Une pollution démesurée

La valeur des crypto-monnaies augmente chaque jour, et par conséquent leur popularité aussi. Certains aspirent même à ce qu’elles deviennent les monnaies du futur, remplaçant le dollar, le yen ou l’euro. Et pourtant le bilan environnemental actuel est déjà bien trop lourd, d’autant que l’énergie investie est souvent inutile. Si les crypto-monnaies venaient à se généraliser et devenir une monnaie de masse, leur consommation d’énergie pourrait s’élever à 4000 MW, ce qui correspond à plus de 8 fois la consommation éléctrique de la France et 2 fois celle des Etats-Unis. De plus, il faudrait faire face à un autre problème : une transaction en bitcoin dépenserait 3994 fois plus d’énergie que cette même transaction effectuée par une carte bancaire classique. Il est donc difficilement envisageable d’un point de vue écologique de remplacer nos banques par ces réseaux.
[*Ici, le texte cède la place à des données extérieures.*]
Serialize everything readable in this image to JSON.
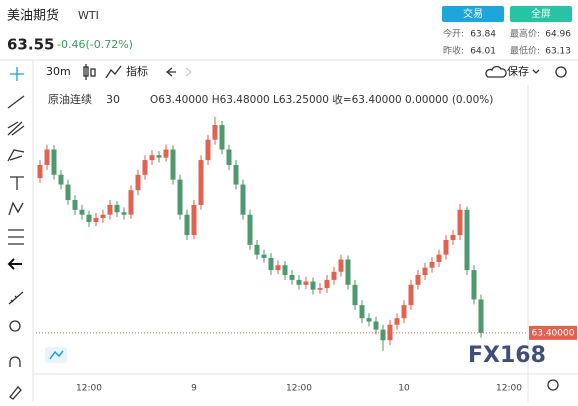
{
  "header": {
    "title": "美油期货",
    "symbol": "WTI",
    "price": "63.55",
    "change": "-0.46(-0.72%)",
    "trade_button": "交易",
    "fullscreen_button": "全屏",
    "stats": [
      {
        "label": "今开:",
        "value": "63.84"
      },
      {
        "label": "最高价:",
        "value": "64.96"
      },
      {
        "label": "昨收:",
        "value": "64.01"
      },
      {
        "label": "最低价:",
        "value": "63.13"
      }
    ]
  },
  "toolbar": {
    "interval": "30m",
    "indicators": "指标",
    "save": "保存"
  },
  "legend": {
    "name": "原油连续",
    "interval": "30",
    "ohlc": "O63.40000 H63.48000 L63.25000 收=63.40000 0.00000 (0.00%)"
  },
  "watermark": "FX168",
  "chart_data": {
    "type": "candlestick",
    "up_color": "#e0624f",
    "down_color": "#4e9a6e",
    "ylim": [
      62.92,
      66.38
    ],
    "last_price": {
      "value": 63.4,
      "label": "63.40000"
    },
    "last_price_color": "#e0624f",
    "categories": [
      null,
      null,
      null,
      null,
      null,
      null,
      null,
      "12:00",
      null,
      null,
      null,
      null,
      null,
      null,
      null,
      null,
      null,
      null,
      null,
      null,
      null,
      null,
      "9",
      null,
      null,
      null,
      null,
      null,
      null,
      null,
      null,
      null,
      null,
      null,
      null,
      null,
      null,
      "12:00",
      null,
      null,
      null,
      null,
      null,
      null,
      null,
      null,
      null,
      null,
      null,
      null,
      null,
      null,
      "10",
      null,
      null,
      null,
      null,
      null,
      null,
      null,
      null,
      null,
      null,
      null,
      null,
      null,
      null,
      "12:00",
      null,
      null
    ],
    "open": [
      65.3,
      65.46,
      65.65,
      65.34,
      65.22,
      65.03,
      64.91,
      64.85,
      64.76,
      64.81,
      64.85,
      64.97,
      64.88,
      64.85,
      65.15,
      65.34,
      65.52,
      65.58,
      65.55,
      65.65,
      65.28,
      64.85,
      64.6,
      64.97,
      65.52,
      65.77,
      65.95,
      65.65,
      65.46,
      65.22,
      64.85,
      64.48,
      64.36,
      64.32,
      64.17,
      64.23,
      64.11,
      64.05,
      63.99,
      64.03,
      63.93,
      63.95,
      64.05,
      64.15,
      64.3,
      63.99,
      63.74,
      63.58,
      63.54,
      63.44,
      63.31,
      63.5,
      63.58,
      63.74,
      63.99,
      64.11,
      64.2,
      64.27,
      64.36,
      64.54,
      64.6,
      64.91,
      64.17,
      63.81,
      null,
      null,
      null,
      null,
      null,
      null
    ],
    "high": [
      65.52,
      65.71,
      65.7,
      65.4,
      65.28,
      65.09,
      64.97,
      64.9,
      64.87,
      64.91,
      65.03,
      65.02,
      64.94,
      65.21,
      65.4,
      65.58,
      65.64,
      65.63,
      65.71,
      65.7,
      65.34,
      64.91,
      65.03,
      65.58,
      65.83,
      66.05,
      66.0,
      65.71,
      65.52,
      65.28,
      64.91,
      64.54,
      64.42,
      64.38,
      64.29,
      64.28,
      64.17,
      64.11,
      64.09,
      64.08,
      64.01,
      64.11,
      64.21,
      64.36,
      64.35,
      64.05,
      63.8,
      63.64,
      63.6,
      63.5,
      63.56,
      63.64,
      63.8,
      64.05,
      64.17,
      64.26,
      64.33,
      64.42,
      64.6,
      64.66,
      64.98,
      64.95,
      64.23,
      63.87,
      null,
      null,
      null,
      null,
      null,
      null
    ],
    "low": [
      65.24,
      65.4,
      65.28,
      65.16,
      64.97,
      64.85,
      64.79,
      64.7,
      64.71,
      64.75,
      64.79,
      64.82,
      64.79,
      64.8,
      65.09,
      65.28,
      65.46,
      65.49,
      65.5,
      65.22,
      64.79,
      64.54,
      64.55,
      64.91,
      65.46,
      65.71,
      65.59,
      65.4,
      65.16,
      64.79,
      64.42,
      64.3,
      64.26,
      64.11,
      64.12,
      64.05,
      63.99,
      63.93,
      63.94,
      63.87,
      63.88,
      63.89,
      63.99,
      64.09,
      63.93,
      63.68,
      63.52,
      63.48,
      63.38,
      63.18,
      63.25,
      63.44,
      63.52,
      63.68,
      63.93,
      64.05,
      64.14,
      64.21,
      64.3,
      64.48,
      64.54,
      64.11,
      63.75,
      63.34,
      null,
      null,
      null,
      null,
      null,
      null
    ],
    "close": [
      65.46,
      65.65,
      65.34,
      65.22,
      65.03,
      64.91,
      64.85,
      64.76,
      64.81,
      64.85,
      64.97,
      64.88,
      64.85,
      65.15,
      65.34,
      65.52,
      65.58,
      65.55,
      65.65,
      65.28,
      64.85,
      64.6,
      64.97,
      65.52,
      65.77,
      65.95,
      65.65,
      65.46,
      65.22,
      64.85,
      64.48,
      64.36,
      64.32,
      64.17,
      64.23,
      64.11,
      64.05,
      63.99,
      64.03,
      63.93,
      63.95,
      64.05,
      64.15,
      64.3,
      63.99,
      63.74,
      63.58,
      63.54,
      63.44,
      63.31,
      63.5,
      63.58,
      63.74,
      63.99,
      64.11,
      64.2,
      64.27,
      64.36,
      64.54,
      64.6,
      64.91,
      64.17,
      63.81,
      63.4,
      null,
      null,
      null,
      null,
      null,
      null
    ]
  }
}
Alors, quelles alternatives ?

Premièrement, des méthodes. Les partisans du “proof of work” (preuve de travail) affirment que cela pourrait réguler le nombre de mineurs. Le principe de ce système est simple : l’utilisateur qui veut miner de la crypto-monnaie doit au préalable prouver qu’il en détient déjà une quantité prédéfinie. Si cela paraît simple en théorie, il serait en revanche complexe de le mettre en application à grande échelle, puisque les transactions et la plateforme sont publiques. Un autre mécanisme, le “proof of stake” (preuve d’enjeu), propose aussi de réguler les transactions, cette fois en imposant au consommateur de cumuler de la crypto-monnaie dans un premier temps afin d’avoir la chance d’être choisi pour miner un bloc (de la monnaie). Dans ce système, plus on a de la cryptodevise, plus on a de chance d’être sélectionné. Là encore, la mise en place s’avère être périlleuse, mais ces systèmes alternatifs permettraient une réduction de la consommation d’énergie.
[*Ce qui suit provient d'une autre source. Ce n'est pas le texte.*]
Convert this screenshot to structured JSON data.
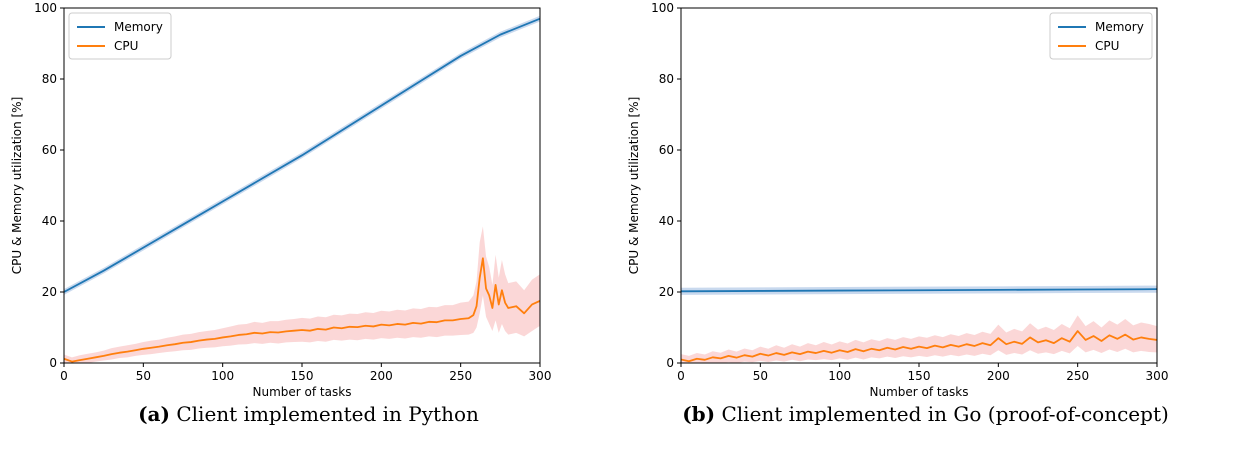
{
  "chart_data": [
    {
      "id": "a",
      "type": "line",
      "caption_tag": "(a)",
      "caption_text": "Client implemented in Python",
      "xlabel": "Number of tasks",
      "ylabel": "CPU & Memory utilization [%]",
      "xlim": [
        0,
        300
      ],
      "ylim": [
        0,
        100
      ],
      "xticks": [
        0,
        50,
        100,
        150,
        200,
        250,
        300
      ],
      "yticks": [
        0,
        20,
        40,
        60,
        80,
        100
      ],
      "grid": false,
      "legend_position": "top-left",
      "series": [
        {
          "name": "Memory",
          "color": "#1f77b4",
          "band_color": "#9db9e0",
          "x": [
            0,
            25,
            50,
            75,
            100,
            125,
            150,
            175,
            200,
            225,
            250,
            275,
            300
          ],
          "y": [
            20,
            26,
            32.5,
            39,
            45.5,
            52,
            58.5,
            65.5,
            72.5,
            79.5,
            86.5,
            92.5,
            97
          ],
          "band": 0.8
        },
        {
          "name": "CPU",
          "color": "#ff7f0e",
          "band_color": "#f7b6b6",
          "x": [
            0,
            5,
            10,
            15,
            20,
            25,
            30,
            35,
            40,
            45,
            50,
            55,
            60,
            65,
            70,
            75,
            80,
            85,
            90,
            95,
            100,
            105,
            110,
            115,
            120,
            125,
            130,
            135,
            140,
            145,
            150,
            155,
            160,
            165,
            170,
            175,
            180,
            185,
            190,
            195,
            200,
            205,
            210,
            215,
            220,
            225,
            230,
            235,
            240,
            245,
            250,
            255,
            258,
            260,
            262,
            264,
            266,
            268,
            270,
            272,
            274,
            276,
            278,
            280,
            285,
            290,
            295,
            300
          ],
          "y": [
            1.2,
            0.4,
            0.8,
            1.2,
            1.6,
            2.0,
            2.5,
            2.9,
            3.2,
            3.6,
            4.0,
            4.3,
            4.6,
            5.0,
            5.3,
            5.7,
            5.9,
            6.3,
            6.6,
            6.8,
            7.2,
            7.5,
            7.9,
            8.1,
            8.5,
            8.3,
            8.7,
            8.6,
            8.9,
            9.1,
            9.3,
            9.1,
            9.6,
            9.4,
            10.0,
            9.8,
            10.2,
            10.1,
            10.5,
            10.3,
            10.8,
            10.6,
            11.0,
            10.8,
            11.3,
            11.1,
            11.6,
            11.5,
            12.0,
            12.0,
            12.4,
            12.6,
            13.5,
            16.0,
            24.0,
            29.5,
            21.0,
            19.0,
            15.5,
            22.0,
            16.5,
            20.5,
            17.0,
            15.5,
            16.0,
            14.0,
            16.5,
            17.5
          ],
          "band_lo": [
            0,
            0,
            0,
            0,
            0.4,
            0.7,
            1.0,
            1.4,
            1.6,
            2.0,
            2.3,
            2.5,
            2.8,
            3.1,
            3.3,
            3.6,
            3.7,
            4.1,
            4.3,
            4.4,
            4.7,
            4.9,
            5.2,
            5.3,
            5.6,
            5.4,
            5.7,
            5.5,
            5.8,
            5.9,
            6.0,
            5.8,
            6.2,
            6.0,
            6.5,
            6.3,
            6.6,
            6.4,
            6.8,
            6.6,
            7.0,
            6.8,
            7.1,
            6.9,
            7.3,
            7.1,
            7.5,
            7.3,
            7.7,
            7.7,
            7.9,
            8.0,
            8.5,
            10.0,
            14.0,
            19.0,
            13.0,
            11.0,
            9.0,
            12.0,
            8.5,
            11.0,
            9.0,
            8.0,
            8.5,
            7.5,
            9.0,
            10.5
          ],
          "band_hi": [
            2.4,
            1.6,
            2.2,
            2.6,
            3.0,
            3.5,
            4.2,
            4.6,
            5.0,
            5.4,
            5.9,
            6.3,
            6.6,
            7.1,
            7.5,
            8.0,
            8.2,
            8.7,
            9.0,
            9.3,
            9.8,
            10.3,
            10.8,
            11.0,
            11.6,
            11.3,
            11.8,
            11.8,
            12.2,
            12.4,
            12.7,
            12.5,
            13.1,
            12.9,
            13.6,
            13.4,
            13.9,
            13.8,
            14.3,
            14.1,
            14.7,
            14.5,
            15.0,
            14.8,
            15.4,
            15.2,
            15.8,
            15.7,
            16.3,
            16.3,
            17.0,
            17.3,
            19.0,
            23.0,
            34.0,
            38.5,
            30.0,
            27.0,
            22.0,
            30.5,
            24.0,
            29.0,
            25.0,
            22.5,
            23.0,
            20.5,
            23.5,
            25.0
          ]
        }
      ]
    },
    {
      "id": "b",
      "type": "line",
      "caption_tag": "(b)",
      "caption_text": "Client implemented in Go (proof-of-concept)",
      "xlabel": "Number of tasks",
      "ylabel": "CPU & Memory utilization [%]",
      "xlim": [
        0,
        300
      ],
      "ylim": [
        0,
        100
      ],
      "xticks": [
        0,
        50,
        100,
        150,
        200,
        250,
        300
      ],
      "yticks": [
        0,
        20,
        40,
        60,
        80,
        100
      ],
      "grid": false,
      "legend_position": "top-right",
      "series": [
        {
          "name": "Memory",
          "color": "#1f77b4",
          "band_color": "#9db9e0",
          "x": [
            0,
            50,
            100,
            150,
            200,
            250,
            300
          ],
          "y": [
            20.2,
            20.3,
            20.4,
            20.5,
            20.6,
            20.7,
            20.8
          ],
          "band": 1.0
        },
        {
          "name": "CPU",
          "color": "#ff7f0e",
          "band_color": "#f7b6b6",
          "x": [
            0,
            5,
            10,
            15,
            20,
            25,
            30,
            35,
            40,
            45,
            50,
            55,
            60,
            65,
            70,
            75,
            80,
            85,
            90,
            95,
            100,
            105,
            110,
            115,
            120,
            125,
            130,
            135,
            140,
            145,
            150,
            155,
            160,
            165,
            170,
            175,
            180,
            185,
            190,
            195,
            200,
            205,
            210,
            215,
            220,
            225,
            230,
            235,
            240,
            245,
            250,
            255,
            260,
            265,
            270,
            275,
            280,
            285,
            290,
            295,
            300
          ],
          "y": [
            1.0,
            0.5,
            1.2,
            0.9,
            1.6,
            1.3,
            2.0,
            1.5,
            2.2,
            1.8,
            2.6,
            2.1,
            2.8,
            2.3,
            3.0,
            2.5,
            3.2,
            2.8,
            3.4,
            2.9,
            3.6,
            3.1,
            3.9,
            3.3,
            4.0,
            3.6,
            4.3,
            3.8,
            4.5,
            4.0,
            4.6,
            4.2,
            4.9,
            4.4,
            5.1,
            4.6,
            5.3,
            4.8,
            5.6,
            5.0,
            7.0,
            5.3,
            6.0,
            5.4,
            7.2,
            5.8,
            6.4,
            5.6,
            7.0,
            6.0,
            9.0,
            6.5,
            7.6,
            6.2,
            7.8,
            6.8,
            8.0,
            6.6,
            7.2,
            6.8,
            6.5
          ],
          "band_lo": [
            0,
            0,
            0,
            0,
            0,
            0,
            0.2,
            0,
            0.4,
            0.2,
            0.6,
            0.3,
            0.7,
            0.4,
            0.9,
            0.5,
            1.0,
            0.8,
            1.1,
            0.8,
            1.3,
            0.9,
            1.5,
            1.0,
            1.6,
            1.3,
            1.8,
            1.4,
            1.9,
            1.6,
            2.0,
            1.7,
            2.2,
            1.8,
            2.3,
            1.9,
            2.4,
            2.0,
            2.6,
            2.2,
            3.6,
            2.3,
            2.8,
            2.4,
            3.6,
            2.6,
            3.0,
            2.5,
            3.4,
            2.7,
            4.8,
            3.0,
            3.7,
            2.8,
            3.8,
            3.1,
            4.0,
            3.0,
            3.4,
            3.1,
            3.0
          ],
          "band_hi": [
            2.5,
            2.0,
            2.8,
            2.4,
            3.3,
            2.9,
            3.8,
            3.2,
            4.1,
            3.6,
            4.6,
            4.0,
            5.0,
            4.3,
            5.3,
            4.6,
            5.6,
            5.0,
            5.9,
            5.2,
            6.1,
            5.5,
            6.5,
            5.8,
            6.7,
            6.2,
            7.0,
            6.5,
            7.3,
            6.8,
            7.5,
            7.1,
            7.8,
            7.3,
            8.1,
            7.6,
            8.4,
            7.9,
            8.8,
            8.2,
            10.8,
            8.6,
            9.6,
            8.9,
            11.2,
            9.4,
            10.2,
            9.3,
            11.0,
            9.8,
            13.4,
            10.4,
            11.8,
            10.0,
            12.0,
            10.8,
            12.4,
            10.6,
            11.4,
            11.0,
            10.4
          ]
        }
      ]
    }
  ]
}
Ensuite, des moyens. On a vu que la majorité de l’énergie utilisée par ces réseaux provient d’usines à charbon (de Chine), et que leur besoin énergétique sera de plus en plus conséquent. Il serait donc judicieux de s’intéresser à des sources d’énergie renouvelables qui sont non polluantes et respectueuses de l’environnement. Cela se fait déjà actuellement, notament par la société de minage Hydrominer située en Autriche, qui exploite l’hydroélectricité produite dans les Alpes. Cette électricité produite est dite “propre” car elle n’émet que très peu de CO2. La société qui réduit ainsi ses dépenses en énergie peut concurrencer les grandes fermes de minage chinoises. A généraliser donc ?

La quantité d’énergie inutilisée est immense, et se perd des grandes centrales principalement sous forme de chaleur. Des entreprises comme Qarnot et Stimergy cherchent à recycler cette énergie de façon intelligente. L’idée serait de récupérer cette chaleur produite par les serveurs pour la redistribuer ensuite, ce qui pourrait en outre refroidir par le même coup ces centrales.
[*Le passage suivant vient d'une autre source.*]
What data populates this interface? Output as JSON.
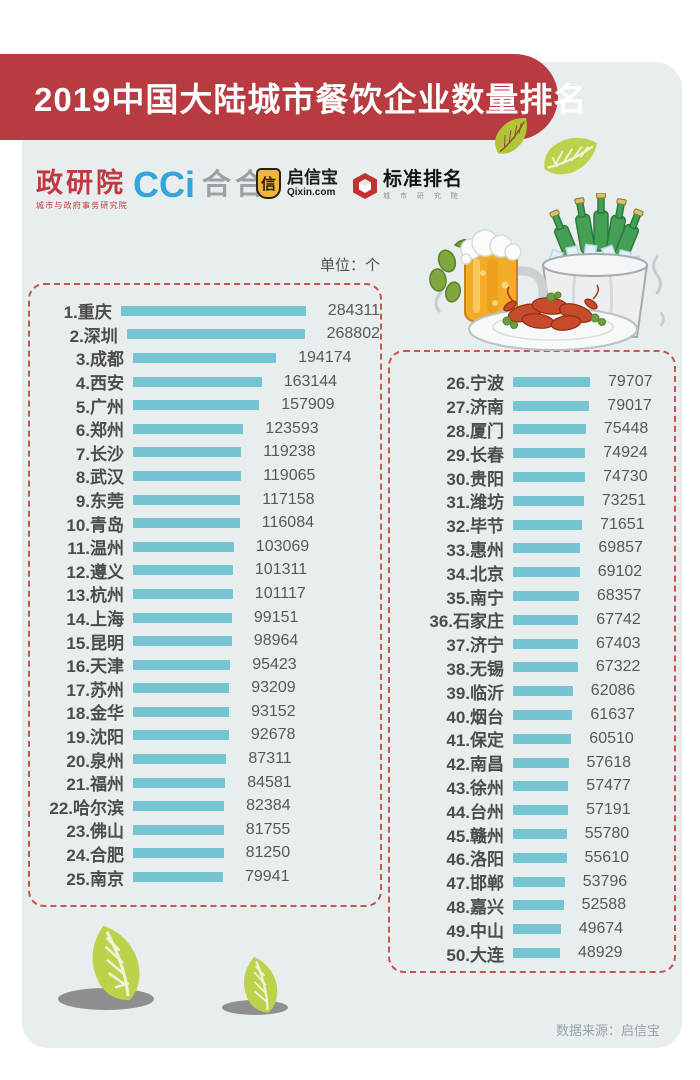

Cette monnaie qui semblait révolutionnaire par son caractère virtuel, non gouvernemental et publique, se révèle dans les faits avoir un impact environnemental bien réel et surtout négatif. Le nombre de chiffres qu’on nous présente derrière notre écran peut être alléchant et paraît bien innofensif, mais il ne faut pas oublier que chaque choix, même un simple clic, a un coût.

Julie Marietti, rédactrice EVI.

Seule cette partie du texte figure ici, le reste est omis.